National Geological and Geophysical Data Preservation for Kentucky Sites

  • Weisenfluh, Gerald (PI)

Grants and Contracts Details

Description

The long-term data preservation effort at the Kentucky Geological Survey includes the expansion of its core and sample facility, a comprehensive inventory and stratigraphic indexing of existing materials, complete digitization of all geoscience data holdings, and development of web services to provide public access to all materials and data. In the previous two award periods, KGS has focused on creating site-level metadata for its most actively used data sets. A total of 9 thematic collections representing over 271,000 individual sites have been submitted to the Catalog and 5 additional collections are being prepared at the present time. These metadata records were formatted from existing databases by writing translation programs for each collection. Much of the remaining data held by KGS that could be added to the Catalog require a higher level of processing, including conversion from analog records to electronic databases. The data of greatest priority at this time is a collection of auger drillholes acquired during the original geologic mapping of the Jackson Purchase region of Kentucky. Records of this drilling program consist of microfiche images, and samples from the holes are kept at the agency well sample and core library. KGS is conducting new surficial mapping in the western Kentucky region through the STATEMAP program and is collaborating with the University of Kentucky Department of Earth and Environmental Sciences on an EDMAP proposal to map a quadrangle near Paducah, Kentucky.
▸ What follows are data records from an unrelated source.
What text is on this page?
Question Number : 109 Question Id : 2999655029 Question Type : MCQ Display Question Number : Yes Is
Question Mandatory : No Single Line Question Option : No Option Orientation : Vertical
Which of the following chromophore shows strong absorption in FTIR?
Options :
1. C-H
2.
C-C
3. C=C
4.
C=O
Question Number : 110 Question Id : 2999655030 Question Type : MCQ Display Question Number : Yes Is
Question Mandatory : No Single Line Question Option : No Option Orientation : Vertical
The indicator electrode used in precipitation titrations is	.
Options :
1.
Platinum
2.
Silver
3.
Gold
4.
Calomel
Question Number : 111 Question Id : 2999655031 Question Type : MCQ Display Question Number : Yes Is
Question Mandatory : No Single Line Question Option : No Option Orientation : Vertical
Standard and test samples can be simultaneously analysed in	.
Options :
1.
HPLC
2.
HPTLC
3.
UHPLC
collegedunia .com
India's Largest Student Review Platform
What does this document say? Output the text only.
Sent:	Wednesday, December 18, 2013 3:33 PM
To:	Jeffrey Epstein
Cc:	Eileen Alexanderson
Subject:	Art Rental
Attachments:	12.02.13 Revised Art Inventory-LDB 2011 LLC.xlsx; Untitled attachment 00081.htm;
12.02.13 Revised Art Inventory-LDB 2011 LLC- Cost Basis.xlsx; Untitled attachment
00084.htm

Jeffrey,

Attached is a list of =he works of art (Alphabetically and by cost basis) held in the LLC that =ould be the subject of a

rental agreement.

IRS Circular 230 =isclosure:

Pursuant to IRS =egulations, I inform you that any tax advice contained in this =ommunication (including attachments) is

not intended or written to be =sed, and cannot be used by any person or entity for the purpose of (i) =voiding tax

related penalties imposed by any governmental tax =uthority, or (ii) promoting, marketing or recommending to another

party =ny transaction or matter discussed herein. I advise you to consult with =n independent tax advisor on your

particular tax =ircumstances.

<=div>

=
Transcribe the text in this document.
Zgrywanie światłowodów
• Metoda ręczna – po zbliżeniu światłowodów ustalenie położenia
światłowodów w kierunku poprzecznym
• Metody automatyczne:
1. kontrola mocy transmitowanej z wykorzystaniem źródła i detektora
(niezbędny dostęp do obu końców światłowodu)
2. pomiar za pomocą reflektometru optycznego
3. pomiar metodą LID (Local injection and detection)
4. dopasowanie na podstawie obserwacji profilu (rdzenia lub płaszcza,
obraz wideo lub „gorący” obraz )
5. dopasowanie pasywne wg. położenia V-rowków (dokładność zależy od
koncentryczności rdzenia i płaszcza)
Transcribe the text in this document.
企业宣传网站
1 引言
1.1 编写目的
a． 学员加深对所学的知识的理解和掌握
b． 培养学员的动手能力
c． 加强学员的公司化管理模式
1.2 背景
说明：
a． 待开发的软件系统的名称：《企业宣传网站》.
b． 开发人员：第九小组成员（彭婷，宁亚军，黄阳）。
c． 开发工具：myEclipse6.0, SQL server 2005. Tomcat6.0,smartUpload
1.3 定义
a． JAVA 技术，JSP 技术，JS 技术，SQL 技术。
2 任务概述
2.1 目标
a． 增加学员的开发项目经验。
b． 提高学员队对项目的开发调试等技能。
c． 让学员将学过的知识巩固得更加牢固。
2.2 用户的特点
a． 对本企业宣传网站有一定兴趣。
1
These data are not easily synthesized, because they are not consistently labeled, located, and matched to the physical sample sets. This proposal is a Digital Infrastructure project to convert this analog dataset to electronic formats. The approach will be to print paper copies of the microfiche images, compare recorded location descriptions to basemaps to make determinations of geographic coordinates, enter downhole lithologic information into a database, scan original documents, and match hole locations to sample sets. Once complete, site-level metadata will be submitted to the National Catalog. KGS has focused its efforts in the past two years on creation of site-level metadata for the NGGDPP catalog.